Retired: Lost, Sad....Very Sad
After years of working, my wife told me that I could retire at the end of 2014, since after years of saving, we could afford to. I disliked my job, especially the 40 mile each way commute.
Back in 2005, on a lark, we decided to take a vacation in Arizona. We immediately fell in love with the southwest and eventually bought a home in a 55 plus community for when we retired. For the next several years we spent all of our vacations in our retirement home, looking forward to the day when we could move there permanently, or at least the winter months. (We are from the Northeast.)
The day I retired we started a 4 day drive to Arizona. Almost immediately I felt completely lost, a fish out of water, (my wife's term.) I missed my children even though they're grown, but still live only a few miles from where we raised them. I wasn't interested in any activities, like golf or tennis. The community offered so many things, I just didn't show any interest. Volunteering wasn't a real option either for a number of reasons.
After a couple of months, my wife knew I was in a very deep funk. The lack of structure my job offered, along with missing my children made every day very difficult. She even bought me 2 books on retirement, but nothing seemed to help.
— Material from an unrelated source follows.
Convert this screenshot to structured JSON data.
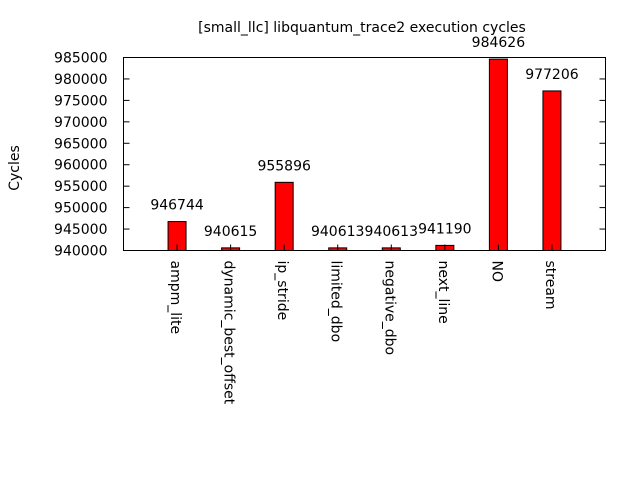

To make a long story shorter, after many hours of discussion, we sold our retirement home. I am wracked by sadness and guilt over giving up the house. My wife loved the house, and it was probably the only thing she truly wished for in almost 40 years of marriage, and I took it away from her, because I couldn't cope with retirement.
It's a very sad time for both of us. Hopefully, we can rent a place in Arizona for the winter, then perhaps I won't feel as bad about giving up our home.
Being back in the Northeast has done nothing to change my outlook. The days are long, and sometimes I get very weepy. The best part of the day is bedtime, because I get to lie down in the dark, and for a few hours I don't have to try and fill the day.
Apologies for the long letter. Would sure like to hear from anyone who's had a similar experience. Maybe it's just time to get myself together and quit feeling bad for myself. Easier said than done.